À Montpellier, la fac de droit rouvre dans un climat de suspicion

Guillaume Mollaret Publié le
À Montpellier, la fac de droit rouvre dans un climat de suspicion
Certains enseignants craignent que les violences du 22 mars n'entachent durablement la réputation de la faculté de droit. // ©  David Richard/Transit/Picturetank pour l'Université de Montpellier
Fermée après les violences survenues dans la nuit du 22 au 23 mars 2018, la faculté de droit de l’université de Montpellier a de nouveau accueilli ses étudiants mardi 3 avril, sous l'œil des forces de l'ordre et dans une ambiance encore tendue.

Six cars de CRS, des vigiles à toutes les entrées pour contrôler les cartes d'étudiants... La faculté de droit de l'université de Montpellier a rouvert ses portes, mardi 3 avril 2018, dans un climat de tension et de suspicion mêlées. Dans la nuit du jeudi 22 au vendredi 23 mars, une assemblée générale contre la réforme de l'entrée à l'université, organisé par des étudiants, avait dégénéré en violences, obligeant le président de l'université de Montpellier, Philippe Augé, lui-même docteur en droit, à fermer l'accès à la faculté.

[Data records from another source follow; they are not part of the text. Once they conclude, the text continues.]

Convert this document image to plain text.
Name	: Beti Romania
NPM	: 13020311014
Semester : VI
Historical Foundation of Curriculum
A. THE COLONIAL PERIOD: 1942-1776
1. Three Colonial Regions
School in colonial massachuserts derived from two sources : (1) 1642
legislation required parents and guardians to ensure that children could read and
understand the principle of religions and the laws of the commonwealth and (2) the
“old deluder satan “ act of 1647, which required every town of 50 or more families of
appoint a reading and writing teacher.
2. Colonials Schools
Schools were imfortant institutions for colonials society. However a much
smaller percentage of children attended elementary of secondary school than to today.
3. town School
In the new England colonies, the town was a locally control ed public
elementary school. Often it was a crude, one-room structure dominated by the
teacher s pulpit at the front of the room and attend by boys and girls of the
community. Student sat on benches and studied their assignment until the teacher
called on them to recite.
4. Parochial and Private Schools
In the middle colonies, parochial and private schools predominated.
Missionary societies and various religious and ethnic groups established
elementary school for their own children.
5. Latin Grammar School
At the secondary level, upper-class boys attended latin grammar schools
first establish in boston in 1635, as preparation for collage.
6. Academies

Les faits observés sont d'une violence rare à l'université. Ils ont fait le tour des réseaux sociaux, appelant une réponse rapide de l'administration et de la justice, après que plusieurs personnes armées de bâtons ont fait irruption dans l'amphithéâtre et blessé les étudiants présents opposés à la réforme.

Soupçonné d'avoir couvert ces violences, le doyen de la fac de droit, Philippe Pétel, a successivement démissionné de son poste, été mis en examen pour "complicité d'intrusion et complicité de violences", puis promis à la suspension, tout comme l'enseignant-chercheur Jean-Luc Coronel de Boissezon, codirecteur du master 2 d'histoire du droit, par la ministre de l’Enseignement supérieur, Frédérique Vidal, après les "premières conclusions de l'enquête administrative" qu'elle a commandée.

Contre la réforme et contre les violences

Mardi 3 avril, de nombreux manifestants se sont massés devant l'une des entrées de la fac de droit, là où les violences ont eu lieu dix jours plus tôt. À part quelques jets de tomates et de plâtre frais mélangé à de la peinture, aucun incident majeur n'a été à déplorer. Dans les rangs des manifestants, on comptait de nombreux lycéens venus d'établissements également situés en centre-ville.

"On est là pour dénoncer les violences du 22 mars, mais aussi parce que cette fac symbolise une réforme dont on ne veut pas", affirme un personnel administratif de l'université Paul-Valéry, l'autre université montpelliéraine, requérant l'anonymat. "Il faut à présent faire converger les luttes. On va rejoindre les cheminots devant la gare", avance l'un de ses collègues, autocollant Sud Éducation sur la veste.

En début d'après-midi, les CRS aux abords restaient mobilisés mais la tension était clairement retombée d'un cran. "Je suis contre la réforme. J'ai un petit frère et une petite sœur qui devront passer par la sélection si la réforme reste en l'état. Ce n'est pas juste. La fac, c'est pour tout le monde. Pour autant, je suis contre le blocus. On a bientôt des partiels et une année à valider", soutient Ophélie, étudiante en L1 de droit.

À ses côtés, Marion renchérit : "Les personnes qui dénoncent le capitalisme desservent le mouvement contre la réforme. D'un autre côté, à cause des violences intervenues à la fac, tous les étudiants en droit passent pour des fachos alors qu'on ne sait même pas s'il y avait des étudiants parmi ceux qui ont fait irruption dans l'amphi."

Quelles répercussions pour la fac de droit ?

L'image de la faculté de droit de Montpellier sera-t-elle durablement marquée par cet épisode ? C'est la crainte de certains enseignants. "Montpellier, c'est le nouvel Assas ! Quand je dis que j'enseigne ici, les gens ont peur et changent de trottoir", ironise, doux-amer, un enseignant-chercheur. Pour un autre, les violences sont la matérialisation des nombreuses observations qu'il a pu faire.

"On voit bien depuis quelques années, dans les bars alentour, il y a des étudiants avec des lavallières, canne à pommeau et barbe ciselées. Certains profs cultivent une image d'une école de droit contre celle de l'université. Il y a une ‘patrimonialisation’ de la fac par certaines personnes. Elle n'appartient pas à tout le monde..." développe-t-il.

Calmes depuis midi, les abords de l'université ont retrouvé une certaine ambiance aux alentours de 15 h 45 quand un gros millier de manifestants (étudiants, lycéens, personnels de l'enseignement supérieur, cheminots...) a de nouveau convergé brièvement vers la fac de droit. Sur un panneau on pouvait lire : "Le bac réussi = entrée à la fac".